Vengold reduces interest in Lihir — Sale enables company to shed US$11m in outstanding debt.

Shaky year-end results and a US$178.1-million debt load prodded Vengold (VEN-T) to cut its interest in the Lihir gold mine in Papua New Guinea.

Vengold sold 5.9 million shares of Australian-based Niugini Mining and reduced its direct and indirect interest in the Lihir gold mine to 18.5% from 19.3%. The proceeds were used to reduce the company’s outstanding debt by about US$11 million.

“This reduction in indebtedness was a decision of the board of directors and is the first step in the refinancing of Vengold’s debt,” says President Ian Telfer.

At the end of 1998, Vengold had US$178.9 million in long-term debt. The figure includes two loans, from the ING Bank and the ANZ Investment Bank, totalling US$72.8 million. The loans are due Aug. 4, 1999, and Vengold is seeking to refinance them loans for longer terms. The company has no intention of further reducing its interest in the mine.

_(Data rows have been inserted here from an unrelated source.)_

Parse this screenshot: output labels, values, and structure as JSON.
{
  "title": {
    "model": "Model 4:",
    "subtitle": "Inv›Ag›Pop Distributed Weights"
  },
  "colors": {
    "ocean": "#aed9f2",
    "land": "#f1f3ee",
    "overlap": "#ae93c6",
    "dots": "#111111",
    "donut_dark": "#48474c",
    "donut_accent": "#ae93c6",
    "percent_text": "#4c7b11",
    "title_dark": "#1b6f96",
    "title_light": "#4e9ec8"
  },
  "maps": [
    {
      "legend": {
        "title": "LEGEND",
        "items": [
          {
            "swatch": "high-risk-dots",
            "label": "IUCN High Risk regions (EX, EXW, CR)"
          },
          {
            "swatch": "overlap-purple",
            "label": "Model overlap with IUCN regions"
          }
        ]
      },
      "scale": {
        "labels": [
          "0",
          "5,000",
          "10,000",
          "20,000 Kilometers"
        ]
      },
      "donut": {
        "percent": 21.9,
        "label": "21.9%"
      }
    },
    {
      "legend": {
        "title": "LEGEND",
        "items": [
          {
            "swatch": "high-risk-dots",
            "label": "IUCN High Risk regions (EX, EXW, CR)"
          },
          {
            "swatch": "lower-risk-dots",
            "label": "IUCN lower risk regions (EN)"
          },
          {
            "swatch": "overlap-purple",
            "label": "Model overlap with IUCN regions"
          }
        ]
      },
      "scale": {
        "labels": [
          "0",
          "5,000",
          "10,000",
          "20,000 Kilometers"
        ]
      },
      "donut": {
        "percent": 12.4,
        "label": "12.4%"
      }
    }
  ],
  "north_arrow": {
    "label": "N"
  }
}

In 1998, Vengold incurred a loss of US$14.4 million (or 11 cents per share) on revenue of US$28.5 million, compared with a loss of US$12.5 million (17 cents per share) on US$5.9 million in the previous year.

For the fourth quarter of 1998, the company reported a loss of US$7.6 million (5 cents per share) on US$9.8 million in revenue, compared with a year-ago loss of US$8.8 million (U12 cents per share) on US$5.9 million.

Fourth-quarter revenue from gold sales was enhanced by Lihir’s hedging program, which contributed US$64 per oz.

Last year, Lihir produced 6.8 million tonnes grading 6.94 grams gold per tonne. At a gold recovery rate of 95.1%, the operation cranked out 520,000 oz.

The mine sold 515,000 oz., with Vengold’s share totalling 80,000 oz. at a total cash production cost of US$224 per oz.

At the end of 1997, the mine was estimated to have minable reserves of 101.8 million tonnes grading 4.39 grams gold per tonne, equivalent to 14.2 million contained ounces at a stripping ratio of 3.1-to-1. These estimates were based on a gold price of US$365 per oz. and a cutoff grade of 2 grams.

In 1998, Vengold spent US$1.5 million on exploration, compared with US$2.9 million in 1997. Last year’s expenditures were applied to six properties in Nevada and one in Argentina. Drilling on the Nevada properties is expected to begin in the second quarter of 1999.

The Lihir mine is expected to produce 700,000 oz. gold this year, of which Vengold’s share will amount to about 135,000 ounces. Cash costs are expected to decline towards US$210 per oz. once repairs to an autoclave have been made.

The mine is owned by Papua New Guinea-based Lihir Gold (LIHRY-Q), whose stakeholders include Rio Tinto (RTP-N) and Niugini Mining, each of which has about a 17% share, and Battle Mountain Gold (BMG-N), which owns 50.5% of Niugini.

The open-pit mine is managed by a subsidiary of Rio Tinto under a long-term contract.

Placer Dome (PDG-T) holds a 16.5% interest in Vengold.